Examples of simple probability include: The probability of winning the lottery, the probability of getting heads when flipping a coin, or the probability of drawing a red chocolate from a bag of M&M’s
Examples of compound probability include: The probability of flipping a coin twice and getting heads both times, or the probability of drawing four random cards from a standard deck and getting the four aces.
There are several ways to express the likelihood that a certain event will occur—that is, its probability. One of the most common is to express it as a percentage between 0% and 100%, as when saying there is an 80% chance of rain tomorrow. Another method is to express it as a ratio, for example: “1 in 200,000,000” or “1 in 100.”

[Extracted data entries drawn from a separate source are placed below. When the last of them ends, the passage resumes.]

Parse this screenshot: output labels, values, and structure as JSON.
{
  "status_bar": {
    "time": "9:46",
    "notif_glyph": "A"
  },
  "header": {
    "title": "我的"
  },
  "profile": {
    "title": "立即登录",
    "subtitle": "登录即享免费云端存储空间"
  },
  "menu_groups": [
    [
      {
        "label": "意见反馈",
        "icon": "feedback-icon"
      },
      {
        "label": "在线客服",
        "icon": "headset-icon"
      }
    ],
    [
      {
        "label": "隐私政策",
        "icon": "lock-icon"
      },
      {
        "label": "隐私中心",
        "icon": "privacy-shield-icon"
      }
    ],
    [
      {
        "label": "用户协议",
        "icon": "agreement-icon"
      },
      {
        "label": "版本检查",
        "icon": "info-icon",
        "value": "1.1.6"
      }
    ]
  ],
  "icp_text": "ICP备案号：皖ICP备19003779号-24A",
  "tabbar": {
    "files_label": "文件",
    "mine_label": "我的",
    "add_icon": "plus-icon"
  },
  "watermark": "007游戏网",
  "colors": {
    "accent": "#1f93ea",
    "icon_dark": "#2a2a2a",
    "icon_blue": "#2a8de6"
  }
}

A probability close to 0% means the event is very unlikely. A probability close to 100% means the event is almost certain.

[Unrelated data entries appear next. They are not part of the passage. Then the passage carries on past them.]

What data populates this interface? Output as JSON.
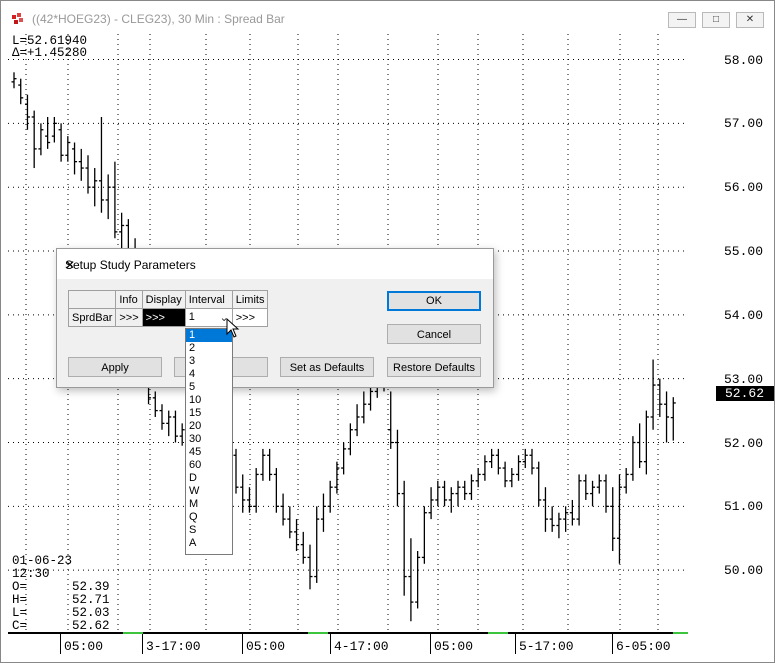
{
  "window": {
    "title": "((42*HOEG23) - CLEG23), 30 Min : Spread Bar",
    "controls": {
      "minimize": "—",
      "maximize": "□",
      "close": "✕"
    }
  },
  "chart_overlay": {
    "last_label": "L=52.61940",
    "delta_label": "Δ=+1.45280",
    "current_price_tag": "52.62"
  },
  "readout": {
    "date": "01-06-23",
    "time": "12:30",
    "open": "O=      52.39",
    "high": "H=      52.71",
    "low": "L=      52.03",
    "close": "C=      52.62"
  },
  "chart_data": {
    "type": "bar",
    "title": "((42*HOEG23) - CLEG23), 30 Min : Spread Bar",
    "y_ticks": [
      "58.00",
      "57.00",
      "56.00",
      "55.00",
      "54.00",
      "53.00",
      "52.00",
      "51.00",
      "50.00"
    ],
    "x_ticks": [
      "05:00",
      "3-17:00",
      "05:00",
      "4-17:00",
      "05:00",
      "5-17:00",
      "6-05:00"
    ],
    "ylim": [
      49.0,
      58.4
    ],
    "grid": true,
    "series": [
      {
        "values": [
          [
            57.65,
            57.8,
            57.55,
            57.7
          ],
          [
            57.6,
            57.7,
            57.3,
            57.4
          ],
          [
            57.3,
            57.45,
            56.9,
            57.1
          ],
          [
            57.1,
            57.2,
            56.3,
            56.6
          ],
          [
            56.6,
            57.0,
            56.5,
            56.9
          ],
          [
            56.8,
            57.1,
            56.6,
            56.7
          ],
          [
            56.8,
            57.1,
            56.7,
            57.0
          ],
          [
            56.9,
            57.0,
            56.4,
            56.5
          ],
          [
            56.5,
            56.8,
            56.4,
            56.7
          ],
          [
            56.6,
            56.7,
            56.2,
            56.4
          ],
          [
            56.4,
            56.6,
            56.1,
            56.3
          ],
          [
            56.3,
            56.5,
            55.9,
            56.0
          ],
          [
            56.0,
            56.3,
            55.7,
            56.1
          ],
          [
            56.1,
            57.1,
            55.6,
            55.8
          ],
          [
            55.8,
            56.2,
            55.5,
            56.0
          ],
          [
            56.0,
            56.4,
            55.2,
            55.3
          ],
          [
            55.3,
            55.6,
            55.0,
            55.4
          ],
          [
            55.4,
            55.5,
            54.9,
            55.0
          ],
          [
            55.0,
            55.2,
            54.5,
            54.7
          ],
          [
            54.7,
            55.0,
            54.3,
            54.4
          ],
          [
            52.9,
            53.1,
            52.6,
            52.7
          ],
          [
            52.7,
            52.8,
            52.4,
            52.5
          ],
          [
            52.5,
            52.6,
            52.2,
            52.3
          ],
          [
            52.3,
            52.5,
            52.1,
            52.4
          ],
          [
            52.4,
            52.5,
            52.0,
            52.1
          ],
          [
            52.1,
            52.3,
            51.95,
            52.2
          ],
          [
            52.2,
            52.5,
            52.1,
            52.4
          ],
          [
            52.3,
            52.5,
            52.2,
            52.4
          ],
          [
            52.4,
            52.6,
            52.3,
            52.5
          ],
          [
            52.5,
            52.7,
            52.4,
            52.6
          ],
          [
            52.6,
            52.8,
            52.5,
            52.7
          ],
          [
            52.7,
            52.9,
            52.6,
            52.8
          ],
          [
            52.0,
            52.2,
            51.6,
            51.8
          ],
          [
            51.8,
            51.9,
            51.2,
            51.3
          ],
          [
            51.3,
            51.5,
            50.9,
            51.1
          ],
          [
            51.1,
            51.3,
            50.9,
            51.0
          ],
          [
            51.0,
            51.6,
            50.9,
            51.5
          ],
          [
            51.5,
            51.9,
            51.4,
            51.8
          ],
          [
            51.8,
            51.9,
            51.4,
            51.5
          ],
          [
            51.5,
            51.6,
            50.9,
            51.0
          ],
          [
            51.0,
            51.2,
            50.7,
            50.8
          ],
          [
            50.8,
            51.0,
            50.5,
            50.6
          ],
          [
            50.6,
            50.8,
            50.3,
            50.4
          ],
          [
            50.4,
            50.6,
            50.1,
            50.2
          ],
          [
            50.2,
            50.4,
            49.7,
            49.9
          ],
          [
            49.9,
            51.0,
            49.8,
            50.8
          ],
          [
            50.8,
            51.2,
            50.6,
            51.0
          ],
          [
            51.0,
            51.4,
            50.9,
            51.3
          ],
          [
            51.3,
            51.7,
            51.2,
            51.6
          ],
          [
            51.6,
            52.0,
            51.5,
            51.9
          ],
          [
            51.9,
            52.3,
            51.8,
            52.2
          ],
          [
            52.2,
            52.6,
            52.1,
            52.4
          ],
          [
            52.4,
            52.8,
            52.3,
            52.6
          ],
          [
            52.6,
            53.0,
            52.5,
            52.8
          ],
          [
            52.8,
            53.1,
            52.7,
            53.0
          ],
          [
            53.0,
            53.2,
            52.8,
            52.9
          ],
          [
            52.2,
            52.8,
            51.9,
            52.0
          ],
          [
            52.0,
            52.2,
            51.0,
            51.2
          ],
          [
            51.2,
            51.4,
            49.6,
            49.9
          ],
          [
            49.9,
            50.5,
            49.2,
            49.5
          ],
          [
            49.5,
            50.3,
            49.4,
            50.2
          ],
          [
            50.2,
            51.0,
            50.1,
            50.9
          ],
          [
            50.9,
            51.3,
            50.8,
            51.1
          ],
          [
            51.1,
            51.4,
            51.0,
            51.3
          ],
          [
            51.3,
            51.4,
            51.0,
            51.1
          ],
          [
            51.1,
            51.3,
            50.9,
            51.2
          ],
          [
            51.2,
            51.4,
            51.0,
            51.3
          ],
          [
            51.3,
            51.4,
            51.1,
            51.2
          ],
          [
            51.2,
            51.5,
            51.1,
            51.4
          ],
          [
            51.4,
            51.6,
            51.3,
            51.5
          ],
          [
            51.5,
            51.8,
            51.4,
            51.7
          ],
          [
            51.7,
            51.9,
            51.6,
            51.8
          ],
          [
            51.8,
            51.9,
            51.5,
            51.6
          ],
          [
            51.6,
            51.7,
            51.3,
            51.4
          ],
          [
            51.4,
            51.6,
            51.3,
            51.5
          ],
          [
            51.5,
            51.8,
            51.4,
            51.7
          ],
          [
            51.7,
            51.9,
            51.6,
            51.8
          ],
          [
            51.8,
            51.9,
            51.5,
            51.6
          ],
          [
            51.6,
            51.7,
            51.0,
            51.1
          ],
          [
            51.1,
            51.3,
            50.6,
            50.8
          ],
          [
            50.8,
            51.0,
            50.6,
            50.7
          ],
          [
            50.7,
            50.9,
            50.5,
            50.8
          ],
          [
            50.8,
            51.0,
            50.6,
            50.9
          ],
          [
            50.9,
            51.1,
            50.7,
            50.8
          ],
          [
            50.8,
            51.5,
            50.7,
            51.4
          ],
          [
            51.4,
            51.5,
            51.1,
            51.2
          ],
          [
            51.2,
            51.4,
            51.0,
            51.3
          ],
          [
            51.3,
            51.5,
            51.2,
            51.4
          ],
          [
            51.4,
            51.5,
            50.9,
            51.0
          ],
          [
            51.0,
            51.3,
            50.3,
            50.5
          ],
          [
            50.5,
            51.5,
            50.1,
            51.3
          ],
          [
            51.3,
            51.6,
            51.2,
            51.5
          ],
          [
            51.5,
            52.1,
            51.4,
            52.0
          ],
          [
            52.0,
            52.3,
            51.6,
            51.7
          ],
          [
            51.7,
            52.5,
            51.5,
            52.4
          ],
          [
            52.4,
            53.3,
            52.2,
            52.9
          ],
          [
            52.9,
            53.0,
            52.4,
            52.6
          ],
          [
            52.6,
            52.8,
            52.0,
            52.4
          ],
          [
            52.39,
            52.71,
            52.03,
            52.62
          ]
        ]
      }
    ]
  },
  "dialog": {
    "title": "Setup Study Parameters",
    "columns": [
      "",
      "Info",
      "Display",
      "Interval",
      "Limits"
    ],
    "row": {
      "name": "SprdBar",
      "info": ">>>",
      "display": ">>>",
      "interval": "1",
      "limits": ">>>"
    },
    "buttons": {
      "ok": "OK",
      "cancel": "Cancel",
      "apply": "Apply",
      "set_defaults": "Set as Defaults",
      "restore_defaults": "Restore Defaults"
    },
    "interval_options": [
      "1",
      "2",
      "3",
      "4",
      "5",
      "10",
      "15",
      "20",
      "30",
      "45",
      "60",
      "D",
      "W",
      "M",
      "Q",
      "S",
      "A"
    ],
    "selected_option": "1"
  }
}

For example, in the Florida Lotto, you must match six numbers out of fifty-three. The probability of winning the jackpot is therefore 1 in 22,957,480, which equals 4.35 × 10⁻⁶% (or 0.00000435%). Clearly, this is an extremely low probability, which is why winning the jackpot is so difficult.
Another example: Meteorologists often tell us the chance of rain for the next day. If they say there is an 80% chance of rain, it means we should bring an umbrella. If they say the chance is only 5%, it likely means the day will remain dry.
Mathematically, a simple probability is defined by the following formula: Number of favorable outcomes ÷ Total number of possible outcomes. For example: What is the probability that drawing a random card from a standard 52-card English deck yields the ten of hearts?
There is only one ten of hearts in the deck, so:
1 ÷ 52 = 0.0192 (or 1.92%)
What is the probability that the drawn card is an ace of any suit?
There are four aces in a deck, so:
4 ÷ 52 = 0.0769 (or 7.69%),
which can also be expressed as 4 out of 52, 4:52 or simplified to 1:13.
Now consider a compound probability, which is calculated by multiplying the individual probabilities of each independent event.
For example: What is the probability of randomly drawing four cards from a deck and having all four be aces?
The chance of drawing an ace on the first try is 1 in 52 (1.92%)
Then, with one ace removed, the chance of a second ace is 1 in 51 (1.96%)
Then, 1 in 50 (2%)
Finally, 1 in 49 (2.04%)
The compound probability is: 0.0192 × 0.0196 × 0.02 × 0.0204 = 0.000000153, which is 0.0000153%, or 1.53 × 10⁻⁵%, or expressed another way: 1 in 6,535,948.
This means you have 6,535,947 chances to miss, and only one chance to succeed. Drawing the four aces on your first try is highly unlikely. And trying again does not improve your odds—cards have no memory. Even after ten million tries, the probability remains the same each time.
If you were to invite 6,535,948 people, give each a deck of cards, and ask them to draw four cards at once, it is entirely possible that no one would draw all four aces. They all face the same low probability.
Now consider this: what about an event with 1 × 10³⁶⁸ unfavorable outcomes, and only one favorable one?
If the desired outcome occurs on the first attempt, despite 1 × 10³⁶⁸ cases against it, would it be unreasonable to call that a miracle? Couldn’t such an occurrence be described as a mathematical and probabilistic definition of a miracle?